This award recognizes the extraordinary struggle for community justice and racial harmony by our much loved and widely respected former chairman; it recognizes similar outstanding efforts by other "unsung heroes" for their current struggles toward making Chicago a safer and more just communiy.

In 2005, attorney Locke Bowman, legal director of the Mac Arthur Justice Center at the University of Chicago Law School, was the recipient of the Baker award. The Justice Center litigates issues of systemic importance for the criminal justice system, including a federal class action suit involving the rights of indigent criminal appellants to timely and effective representation, suits concerning the rights of media to gain access to detention facilities, and rights of witnesses not to be unlawfully confined in police stations, among others.

He also represented Citizens Alert and other organizations and individuals who successfully petitoned the Circuit Court of Cook County for appointment of a Special Prosecutor to examine allegations that former Commander Jon Burge tortured African American prisoners in police custody.

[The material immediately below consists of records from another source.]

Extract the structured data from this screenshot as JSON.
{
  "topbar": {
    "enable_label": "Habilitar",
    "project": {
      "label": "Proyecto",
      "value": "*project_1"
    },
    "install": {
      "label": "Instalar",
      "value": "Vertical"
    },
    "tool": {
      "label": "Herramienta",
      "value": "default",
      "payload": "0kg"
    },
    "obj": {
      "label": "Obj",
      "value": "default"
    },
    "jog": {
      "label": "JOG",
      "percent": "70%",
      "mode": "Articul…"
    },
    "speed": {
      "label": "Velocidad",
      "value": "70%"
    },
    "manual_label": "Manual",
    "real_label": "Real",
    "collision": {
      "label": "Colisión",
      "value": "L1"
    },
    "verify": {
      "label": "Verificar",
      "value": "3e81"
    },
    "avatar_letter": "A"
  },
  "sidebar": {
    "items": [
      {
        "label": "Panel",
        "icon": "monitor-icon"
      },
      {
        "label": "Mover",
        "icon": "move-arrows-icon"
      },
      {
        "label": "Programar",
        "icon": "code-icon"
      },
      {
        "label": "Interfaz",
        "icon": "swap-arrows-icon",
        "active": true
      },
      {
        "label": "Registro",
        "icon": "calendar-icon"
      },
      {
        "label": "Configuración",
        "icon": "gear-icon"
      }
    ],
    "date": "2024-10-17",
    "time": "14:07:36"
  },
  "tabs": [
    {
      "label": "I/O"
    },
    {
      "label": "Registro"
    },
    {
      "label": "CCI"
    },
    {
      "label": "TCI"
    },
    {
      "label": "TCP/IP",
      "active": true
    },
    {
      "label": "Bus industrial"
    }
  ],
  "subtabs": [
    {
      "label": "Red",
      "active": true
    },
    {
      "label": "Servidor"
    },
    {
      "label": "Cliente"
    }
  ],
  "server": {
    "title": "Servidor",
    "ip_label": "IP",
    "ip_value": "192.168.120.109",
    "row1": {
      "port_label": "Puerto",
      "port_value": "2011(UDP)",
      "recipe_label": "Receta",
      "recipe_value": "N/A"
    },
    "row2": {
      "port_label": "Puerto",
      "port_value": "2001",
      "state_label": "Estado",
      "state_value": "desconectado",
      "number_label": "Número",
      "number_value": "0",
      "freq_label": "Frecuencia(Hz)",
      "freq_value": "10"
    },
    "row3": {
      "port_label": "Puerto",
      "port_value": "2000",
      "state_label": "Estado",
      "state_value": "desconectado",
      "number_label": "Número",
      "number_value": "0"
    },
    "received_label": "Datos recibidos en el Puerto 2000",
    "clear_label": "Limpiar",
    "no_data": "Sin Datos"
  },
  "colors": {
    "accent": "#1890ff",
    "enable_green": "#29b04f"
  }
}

In 2003, Gregory W. O'Reilly, counsel to the Cook County Public Defenders Office, received the Baker award, particularly recognizing his role as key lobbyist in the multiyear effort for passage of legislation requiring electronic recording of interrogations and confessions in homicide cases and in broader legislation to reform the death penalty system in Illinois.

 


Paul Robeson Award
  Chicago activist Mary D. Powers received the Paul Robeson Award for Peace and Justice on April 18, 2004 in Seattle, Washington. The seventh annual award was presented by the Mothers for Police Accountability, a member organization of the National Coalition on Police Accountability.

Powers was honored with this lifetime achievement award for her years of work for police accountability and humane law enforcement in Chicago and throughout the country. She is the long time Co-ordinator of Citizens Alert and a founder of the National Coalition on Police Accountability.